Last modified: Thursday, October 7, 2004
IU Polish Studies Center honored at Royal Palace ceremony in Warsaw
BLOOMINGTON, Ind. -- The Indiana University Polish Studies Center and its director, Professor Bill Johnston, received the Polish Foreign Minister Award on Wednesday (Oct. 6) for outstanding contributions to the promotion of Poland abroad. Johnston accepted the award from Polish Foreign Minister Wlodzimierz Cimoszewicz in a ceremony at the Royal Palace in Warsaw.
The award, which has been presented each year since 1970, honors people and institutions that significantly enhance the promotion of Poland in the world.
"This award to the Polish Studies Center and Bill Johnston for promoting knowledge of Poland and things Polish is richly deserved," said Owen V. Johnson, the center's acting director while Johnston is on sabbatical leave. "But the award only tells part of the story. For more than a quarter century, the center, like other area studies centers at IU, has been opening up the rest of the world to IU students and faculty as well as to the people of the state of Indiana."
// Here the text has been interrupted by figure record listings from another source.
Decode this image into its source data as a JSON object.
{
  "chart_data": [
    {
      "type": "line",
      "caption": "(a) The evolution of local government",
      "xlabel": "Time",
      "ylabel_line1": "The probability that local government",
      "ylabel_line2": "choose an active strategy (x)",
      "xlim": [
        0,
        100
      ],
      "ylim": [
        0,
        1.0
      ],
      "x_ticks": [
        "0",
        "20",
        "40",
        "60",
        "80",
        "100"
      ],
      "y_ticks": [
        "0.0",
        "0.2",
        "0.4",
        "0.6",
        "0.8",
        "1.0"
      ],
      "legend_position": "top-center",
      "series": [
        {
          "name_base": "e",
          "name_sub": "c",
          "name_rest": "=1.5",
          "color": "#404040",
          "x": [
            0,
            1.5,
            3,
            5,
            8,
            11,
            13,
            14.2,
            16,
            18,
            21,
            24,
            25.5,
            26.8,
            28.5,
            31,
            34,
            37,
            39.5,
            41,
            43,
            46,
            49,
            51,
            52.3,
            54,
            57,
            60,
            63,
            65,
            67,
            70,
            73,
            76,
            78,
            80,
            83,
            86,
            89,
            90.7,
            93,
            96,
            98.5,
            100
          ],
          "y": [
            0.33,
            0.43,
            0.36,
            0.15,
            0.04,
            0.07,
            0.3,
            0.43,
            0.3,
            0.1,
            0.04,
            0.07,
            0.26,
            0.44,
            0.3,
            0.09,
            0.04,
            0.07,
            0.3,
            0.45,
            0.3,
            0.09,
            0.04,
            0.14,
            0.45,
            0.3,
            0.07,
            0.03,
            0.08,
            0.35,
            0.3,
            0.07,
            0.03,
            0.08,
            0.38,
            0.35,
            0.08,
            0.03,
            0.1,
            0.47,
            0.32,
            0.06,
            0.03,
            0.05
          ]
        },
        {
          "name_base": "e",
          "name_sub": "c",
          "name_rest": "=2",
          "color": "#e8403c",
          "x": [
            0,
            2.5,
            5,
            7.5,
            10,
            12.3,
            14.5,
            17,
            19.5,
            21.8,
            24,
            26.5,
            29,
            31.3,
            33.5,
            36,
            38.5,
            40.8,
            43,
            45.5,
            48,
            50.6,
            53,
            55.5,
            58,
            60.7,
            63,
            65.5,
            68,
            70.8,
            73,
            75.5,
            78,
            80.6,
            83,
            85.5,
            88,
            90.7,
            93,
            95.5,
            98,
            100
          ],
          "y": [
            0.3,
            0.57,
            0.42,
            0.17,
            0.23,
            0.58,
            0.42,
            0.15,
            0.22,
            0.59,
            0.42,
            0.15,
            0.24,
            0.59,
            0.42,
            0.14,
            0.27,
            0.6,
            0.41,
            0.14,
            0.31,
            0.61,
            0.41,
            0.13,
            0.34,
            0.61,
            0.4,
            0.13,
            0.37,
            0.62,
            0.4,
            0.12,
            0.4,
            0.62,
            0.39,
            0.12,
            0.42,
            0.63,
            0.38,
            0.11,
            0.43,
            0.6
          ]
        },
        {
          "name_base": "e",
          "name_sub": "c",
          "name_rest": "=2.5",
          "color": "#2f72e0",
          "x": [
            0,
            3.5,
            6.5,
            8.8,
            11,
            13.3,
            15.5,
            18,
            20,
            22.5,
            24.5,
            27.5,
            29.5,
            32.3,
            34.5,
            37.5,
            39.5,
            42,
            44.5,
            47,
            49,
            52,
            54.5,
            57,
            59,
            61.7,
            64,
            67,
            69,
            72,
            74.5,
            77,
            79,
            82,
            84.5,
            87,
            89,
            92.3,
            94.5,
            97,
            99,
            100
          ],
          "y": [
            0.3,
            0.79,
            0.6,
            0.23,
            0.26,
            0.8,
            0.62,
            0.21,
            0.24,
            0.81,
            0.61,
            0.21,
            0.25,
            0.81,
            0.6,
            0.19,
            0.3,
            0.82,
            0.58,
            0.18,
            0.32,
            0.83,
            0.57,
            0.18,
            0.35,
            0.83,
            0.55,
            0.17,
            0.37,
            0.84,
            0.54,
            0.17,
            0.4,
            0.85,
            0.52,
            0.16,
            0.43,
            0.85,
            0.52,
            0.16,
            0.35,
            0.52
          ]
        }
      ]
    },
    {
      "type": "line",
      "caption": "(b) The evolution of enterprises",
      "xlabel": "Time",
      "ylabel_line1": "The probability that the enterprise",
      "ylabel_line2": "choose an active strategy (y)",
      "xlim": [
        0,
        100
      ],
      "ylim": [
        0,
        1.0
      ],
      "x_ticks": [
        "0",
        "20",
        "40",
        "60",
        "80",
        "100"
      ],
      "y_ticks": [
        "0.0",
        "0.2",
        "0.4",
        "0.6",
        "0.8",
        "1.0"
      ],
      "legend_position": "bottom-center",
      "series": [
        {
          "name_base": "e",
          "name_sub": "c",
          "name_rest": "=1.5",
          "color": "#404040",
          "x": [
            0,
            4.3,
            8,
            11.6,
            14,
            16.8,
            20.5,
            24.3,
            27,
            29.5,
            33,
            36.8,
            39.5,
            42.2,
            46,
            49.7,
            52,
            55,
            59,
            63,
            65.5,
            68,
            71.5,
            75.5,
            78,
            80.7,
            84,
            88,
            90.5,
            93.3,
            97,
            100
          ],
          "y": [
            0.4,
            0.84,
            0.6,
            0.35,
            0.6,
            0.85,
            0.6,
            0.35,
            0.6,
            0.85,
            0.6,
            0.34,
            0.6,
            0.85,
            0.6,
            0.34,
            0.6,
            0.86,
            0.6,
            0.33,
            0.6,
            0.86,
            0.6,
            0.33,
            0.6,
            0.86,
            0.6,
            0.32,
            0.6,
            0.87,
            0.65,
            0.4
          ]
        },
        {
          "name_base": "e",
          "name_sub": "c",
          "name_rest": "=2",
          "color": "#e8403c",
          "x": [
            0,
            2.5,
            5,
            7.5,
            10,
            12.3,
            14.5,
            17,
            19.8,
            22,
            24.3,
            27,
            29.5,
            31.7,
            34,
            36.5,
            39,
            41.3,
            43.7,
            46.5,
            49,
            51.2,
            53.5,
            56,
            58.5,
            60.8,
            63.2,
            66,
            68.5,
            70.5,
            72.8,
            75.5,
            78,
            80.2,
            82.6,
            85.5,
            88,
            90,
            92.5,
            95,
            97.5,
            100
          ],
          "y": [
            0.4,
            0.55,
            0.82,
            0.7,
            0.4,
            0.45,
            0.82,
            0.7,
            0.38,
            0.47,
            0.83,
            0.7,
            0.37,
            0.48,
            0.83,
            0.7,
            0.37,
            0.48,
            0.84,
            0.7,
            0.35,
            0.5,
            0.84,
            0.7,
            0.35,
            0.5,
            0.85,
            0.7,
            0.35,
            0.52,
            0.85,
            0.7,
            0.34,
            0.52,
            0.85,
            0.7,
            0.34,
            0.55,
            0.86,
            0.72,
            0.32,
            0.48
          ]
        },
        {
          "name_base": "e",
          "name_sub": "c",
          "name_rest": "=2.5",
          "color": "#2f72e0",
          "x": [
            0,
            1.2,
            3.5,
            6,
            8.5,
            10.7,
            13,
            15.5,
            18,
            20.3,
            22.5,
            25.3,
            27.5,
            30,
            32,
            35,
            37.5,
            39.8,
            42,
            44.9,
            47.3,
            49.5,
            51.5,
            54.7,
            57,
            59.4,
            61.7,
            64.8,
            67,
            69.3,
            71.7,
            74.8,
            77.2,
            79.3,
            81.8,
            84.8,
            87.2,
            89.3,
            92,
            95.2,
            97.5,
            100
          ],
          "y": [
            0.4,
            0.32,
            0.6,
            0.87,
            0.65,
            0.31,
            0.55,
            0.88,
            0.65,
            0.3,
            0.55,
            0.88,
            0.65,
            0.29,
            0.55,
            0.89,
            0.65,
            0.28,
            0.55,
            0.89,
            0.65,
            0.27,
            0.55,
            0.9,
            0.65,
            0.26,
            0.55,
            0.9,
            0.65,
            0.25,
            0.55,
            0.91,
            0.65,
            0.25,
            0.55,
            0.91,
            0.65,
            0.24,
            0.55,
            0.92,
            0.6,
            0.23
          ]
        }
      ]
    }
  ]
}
The IU Polish Studies Center was established in 1976. Since that time it has hosted some of the most important figures in Polish politics and culture, including trade union leader Lech Walesa, who led the movement that helped bring about the downfall of communism, and Czeslaw Milosz, a world-renowned writer. Both men received the Nobel Peace Prize.
The center also has sponsored numerous conferences, concerts and theatrical performances and has been instrumental in establishing IU's academic exchange programs with Warsaw University and with Jagiellonian University in Krakow. These programs have allowed more than 60 IU faculty and graduate students to travel to Poland and an equal number of Polish scholars to come to IU.
Johnston, an associate professor of applied linguistics, has been the center's director since 2001 and is an award-winning translator of Polish literature. He currently is on sabbatical leave.